The effects of exotic plants on soil nitrogen (N) transformations may influence species invasion success. However, the complex interplay between invasive plant N uptake and N transformation in soils remains unclear. In the present study, a series of 15N-labeled pot experiments were carried out with Solidago canadensis L. (S. canadensis), an invasive plant, and the Ntrace tool was used to clarify the preferred inorganic N form and its effects on soil N transformation. According to the results, nitrate-N (NO3−-N) uptake rates by S. canadensis were 2.38 and 2.28 mg N kg−1 d−1 in acidic and alkaline soil, respectively, which were significantly higher than the ammonium-N (NH4+-N) uptake rates (1.76 and 1.56 mg N kg−1 d−1, respectively), indicating that S. canadensis was a NO3−-N-preferring plant, irrespective of pH condition. Gross N mineralization rate was 0.41 mg N kg−1 d−1 in alkaline soil in the presence of S. canadensis L., which was significantly lower than that in the control (no plant, CK, 2.44 mg N kg−1 d−1).

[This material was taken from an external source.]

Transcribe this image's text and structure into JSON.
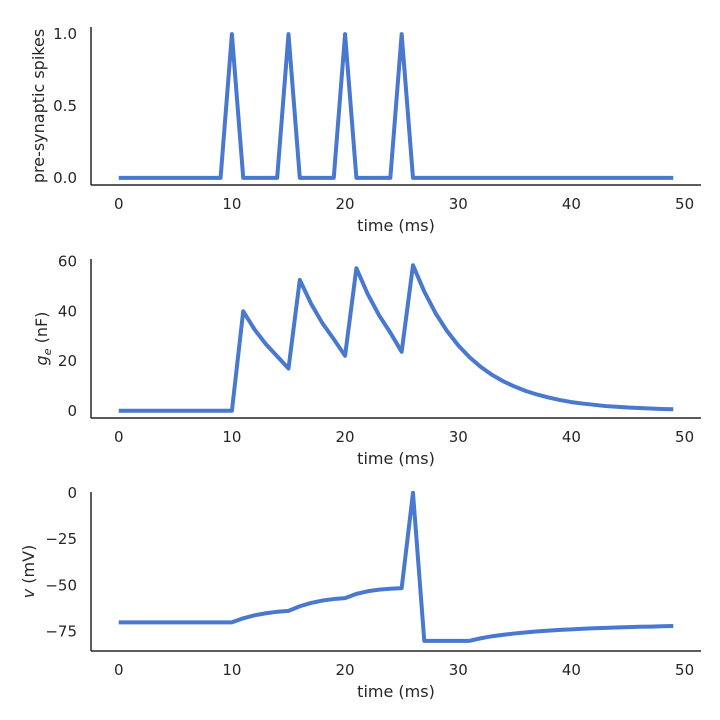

Gross autotrophic nitrification rate also decreased from 5.95 mg N kg−1 d−1 in the CK to 0.04 mg N kg−1 d−1 in the presence of S. canadensis in alkaline soil. However, microbial N immobilization rate increased significantly from 1.09 to 2.16 mg N kg−1 d−1, and from 0.02 to 2.73 mg N kg−1 d−1 after S. canadensis planting, in acidic and alkaline soil, respectively. Heterotrophic nitrification rate was stimulated in the presence of S. canadensis to provide NO3−-N to support the N requirements of plants and microbes. The results suggested that S. canadensis can influence the mineralization-immobilization turnover (MIT) to optimize its N requirements while limiting N supply for other plants in the system. The results of the present study enhance our understanding of the competitiveness and mechanisms of invasion of alien plants.